Each year, AFT members give back to the community that hosts the biennial convention, and this year that means busloads of people volunteering at Summer Dreamers Academy, a public school enrichment program designed to prevent “summer slide” for Pittsburgh students. Volunteers—including AFT President Randi Weingarten, Secretary-Treasurer Lorretta Johnson and Executive Vice President Mary Cathryn Ricker—read aloud to campers, built “book nooks” with themes such as social justice, diversity, health and careers; wrote miniature book reviews and participated in other hands-on activities with campers from kindergarten through eighth grade.
“It’s one of the things AFT does so well— giving back,” says Sharon Baker, president of the TOTEM Association of Educational Support Personnel in Anchorage, Alaska, as she sorted through books for preschoolers. “This is an integral part of being in a union, because you are a part of the community,” agreed Sandra Thompson, TOTEM’s vice president. “Giving back to the area you’re visiting, but also your own community, is important. It lets people know what we’re all about.”

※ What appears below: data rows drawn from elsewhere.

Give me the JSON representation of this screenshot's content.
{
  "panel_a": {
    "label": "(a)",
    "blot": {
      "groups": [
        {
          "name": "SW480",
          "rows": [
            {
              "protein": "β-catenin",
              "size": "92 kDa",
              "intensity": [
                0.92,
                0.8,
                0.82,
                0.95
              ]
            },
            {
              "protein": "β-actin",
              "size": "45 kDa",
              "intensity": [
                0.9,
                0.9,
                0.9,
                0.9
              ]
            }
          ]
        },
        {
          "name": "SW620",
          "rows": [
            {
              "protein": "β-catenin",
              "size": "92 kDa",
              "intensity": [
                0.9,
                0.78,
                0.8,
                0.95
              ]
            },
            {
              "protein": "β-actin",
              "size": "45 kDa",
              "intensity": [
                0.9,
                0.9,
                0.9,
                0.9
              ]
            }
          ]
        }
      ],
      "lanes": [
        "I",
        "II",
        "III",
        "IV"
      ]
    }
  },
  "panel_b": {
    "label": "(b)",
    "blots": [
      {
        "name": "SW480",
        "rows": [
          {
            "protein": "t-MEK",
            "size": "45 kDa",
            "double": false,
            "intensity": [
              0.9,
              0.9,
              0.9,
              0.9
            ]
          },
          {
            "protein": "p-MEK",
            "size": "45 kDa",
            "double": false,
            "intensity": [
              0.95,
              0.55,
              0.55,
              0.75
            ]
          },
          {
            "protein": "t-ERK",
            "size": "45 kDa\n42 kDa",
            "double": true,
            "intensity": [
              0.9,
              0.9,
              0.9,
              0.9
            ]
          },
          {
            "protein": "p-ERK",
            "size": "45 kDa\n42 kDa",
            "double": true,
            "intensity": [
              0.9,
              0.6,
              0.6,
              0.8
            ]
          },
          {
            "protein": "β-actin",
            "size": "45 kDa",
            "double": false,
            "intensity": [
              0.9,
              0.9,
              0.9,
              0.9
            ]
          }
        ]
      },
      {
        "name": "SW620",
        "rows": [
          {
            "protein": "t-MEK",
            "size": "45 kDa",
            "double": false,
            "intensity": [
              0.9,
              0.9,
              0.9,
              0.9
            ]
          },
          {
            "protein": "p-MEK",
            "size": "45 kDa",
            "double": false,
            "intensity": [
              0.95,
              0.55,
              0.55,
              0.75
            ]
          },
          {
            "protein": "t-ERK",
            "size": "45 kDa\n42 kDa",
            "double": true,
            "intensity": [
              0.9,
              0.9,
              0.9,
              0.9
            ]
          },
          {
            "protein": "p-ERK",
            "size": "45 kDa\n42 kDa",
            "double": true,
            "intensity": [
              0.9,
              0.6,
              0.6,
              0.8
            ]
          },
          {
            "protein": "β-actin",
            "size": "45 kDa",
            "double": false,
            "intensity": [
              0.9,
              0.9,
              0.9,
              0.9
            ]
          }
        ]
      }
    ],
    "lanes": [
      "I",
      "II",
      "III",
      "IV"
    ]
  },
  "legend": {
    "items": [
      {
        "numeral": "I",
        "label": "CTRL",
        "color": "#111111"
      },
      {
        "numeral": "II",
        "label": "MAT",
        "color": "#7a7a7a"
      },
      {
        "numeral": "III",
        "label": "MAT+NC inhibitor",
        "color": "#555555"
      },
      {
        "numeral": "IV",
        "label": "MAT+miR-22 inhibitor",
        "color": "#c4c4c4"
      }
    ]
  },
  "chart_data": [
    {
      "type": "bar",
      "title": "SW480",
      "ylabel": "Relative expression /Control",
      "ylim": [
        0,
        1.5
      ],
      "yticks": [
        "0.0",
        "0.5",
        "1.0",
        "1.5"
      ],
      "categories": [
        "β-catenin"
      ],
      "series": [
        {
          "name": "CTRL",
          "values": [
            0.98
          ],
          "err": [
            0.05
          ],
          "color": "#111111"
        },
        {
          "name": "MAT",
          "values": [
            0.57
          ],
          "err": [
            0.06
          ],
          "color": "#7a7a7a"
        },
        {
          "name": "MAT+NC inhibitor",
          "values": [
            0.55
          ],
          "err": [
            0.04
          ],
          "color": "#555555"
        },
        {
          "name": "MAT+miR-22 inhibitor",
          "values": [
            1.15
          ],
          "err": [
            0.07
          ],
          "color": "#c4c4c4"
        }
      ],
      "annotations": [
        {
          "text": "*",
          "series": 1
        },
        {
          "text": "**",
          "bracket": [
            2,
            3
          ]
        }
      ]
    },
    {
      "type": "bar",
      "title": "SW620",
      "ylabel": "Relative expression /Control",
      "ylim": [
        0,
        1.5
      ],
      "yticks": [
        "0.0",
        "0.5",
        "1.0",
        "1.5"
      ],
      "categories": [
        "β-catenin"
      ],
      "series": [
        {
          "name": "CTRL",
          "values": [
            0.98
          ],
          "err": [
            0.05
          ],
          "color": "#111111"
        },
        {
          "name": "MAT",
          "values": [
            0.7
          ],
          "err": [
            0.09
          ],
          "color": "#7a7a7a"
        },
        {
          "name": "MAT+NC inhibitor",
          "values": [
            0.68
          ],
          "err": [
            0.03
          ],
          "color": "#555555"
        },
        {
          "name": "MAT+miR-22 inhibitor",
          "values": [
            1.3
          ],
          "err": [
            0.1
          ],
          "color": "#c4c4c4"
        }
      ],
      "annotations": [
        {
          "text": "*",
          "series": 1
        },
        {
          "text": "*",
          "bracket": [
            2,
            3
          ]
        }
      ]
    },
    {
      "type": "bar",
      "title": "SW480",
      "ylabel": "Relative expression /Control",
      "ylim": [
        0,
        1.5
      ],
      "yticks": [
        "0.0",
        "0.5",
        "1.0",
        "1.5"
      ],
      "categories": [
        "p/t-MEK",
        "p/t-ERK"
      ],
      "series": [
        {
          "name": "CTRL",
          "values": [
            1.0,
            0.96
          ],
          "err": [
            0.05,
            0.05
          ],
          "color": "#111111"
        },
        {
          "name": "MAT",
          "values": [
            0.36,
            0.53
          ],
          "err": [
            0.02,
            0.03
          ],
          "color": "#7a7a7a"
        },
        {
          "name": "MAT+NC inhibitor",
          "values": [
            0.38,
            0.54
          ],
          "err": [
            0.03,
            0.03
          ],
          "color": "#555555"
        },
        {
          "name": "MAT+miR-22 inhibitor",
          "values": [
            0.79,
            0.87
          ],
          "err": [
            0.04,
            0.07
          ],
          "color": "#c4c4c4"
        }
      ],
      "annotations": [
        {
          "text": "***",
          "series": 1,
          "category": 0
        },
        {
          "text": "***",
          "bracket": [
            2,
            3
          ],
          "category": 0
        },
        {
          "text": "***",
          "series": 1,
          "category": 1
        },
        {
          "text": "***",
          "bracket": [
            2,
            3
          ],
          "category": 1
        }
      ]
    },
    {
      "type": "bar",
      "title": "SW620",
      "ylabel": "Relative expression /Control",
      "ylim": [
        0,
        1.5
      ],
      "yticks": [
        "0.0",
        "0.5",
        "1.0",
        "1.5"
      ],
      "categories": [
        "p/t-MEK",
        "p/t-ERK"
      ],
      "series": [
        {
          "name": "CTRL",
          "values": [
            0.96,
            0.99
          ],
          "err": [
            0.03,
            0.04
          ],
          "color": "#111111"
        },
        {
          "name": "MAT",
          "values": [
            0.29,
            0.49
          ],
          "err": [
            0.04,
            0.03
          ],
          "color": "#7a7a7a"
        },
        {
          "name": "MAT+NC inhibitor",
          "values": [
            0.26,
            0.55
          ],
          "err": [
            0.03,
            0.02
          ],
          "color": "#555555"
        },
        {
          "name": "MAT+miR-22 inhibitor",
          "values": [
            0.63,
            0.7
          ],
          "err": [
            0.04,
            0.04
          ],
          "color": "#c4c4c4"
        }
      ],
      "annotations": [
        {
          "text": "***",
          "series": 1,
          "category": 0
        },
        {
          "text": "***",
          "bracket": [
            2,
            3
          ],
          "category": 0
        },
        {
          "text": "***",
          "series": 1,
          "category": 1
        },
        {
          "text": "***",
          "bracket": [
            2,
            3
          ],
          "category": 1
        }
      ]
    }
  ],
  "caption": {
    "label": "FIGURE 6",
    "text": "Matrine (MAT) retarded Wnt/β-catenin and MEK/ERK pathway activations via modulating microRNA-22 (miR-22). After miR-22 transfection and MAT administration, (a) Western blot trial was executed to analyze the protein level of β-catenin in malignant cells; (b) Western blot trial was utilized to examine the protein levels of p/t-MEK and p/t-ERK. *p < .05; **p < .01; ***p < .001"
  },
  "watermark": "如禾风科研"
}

The Summer Dreamers Academy, a six-week summer camp held at four campuses throughout the city, is open to all Pittsburgh public school students, from rising kindergartners through rising eighth-graders. Campers are selected on the basis of how at-risk they are for summer slide—that well-known phenomenon when students forget what they’ve learned over the last school year and lose momentum for their continued education. Mornings at camp are dedicated to academics, and afternoons to enrichment programs supplemented by community partners.
The book nooks AFT volunteers created will serve the children during the school year as well. Nurses from Oregon and Washington state set up the one themed around health and wellness, with neatly sorted books, cutout photos and descriptions of women in healthcare professions, and cozy beanbag chairs and rugs. Members from the Guam Federation of Teachers and the U.S. Virgin Islands set up nooks celebrating diversity, with a bulletin board framed in children’s photographs from different ethnicities. A social justice nook featured heroes like Frederick Douglass, César Chávez and Harriet Tubman.
“This is the best part of convention,” says Dianna Hess, of the Oregon School Employees Association, who loves that it directly connects the convention with the children so many AFT members serve. “The children are really the only reason we work.”
Members who couldn’t make it to the pre-convention event were also able to contribute to the community, and donated new baby items for families in need. The donations and activities are an extension of the AFT’s regularly programmed community service work, which has been extended to convention participants. Members can donate funds for books, school supplies and basic-needs items to students, teachers and school staff still recovering from the hurricanes in the U.S. Virgin Islands, using the AFT/First Book Essentials for Kids Fund; and donate to Operation Agua, which continues to provide essential clean drinking water to Puerto Rico, where families are still struggling to recover from the storms.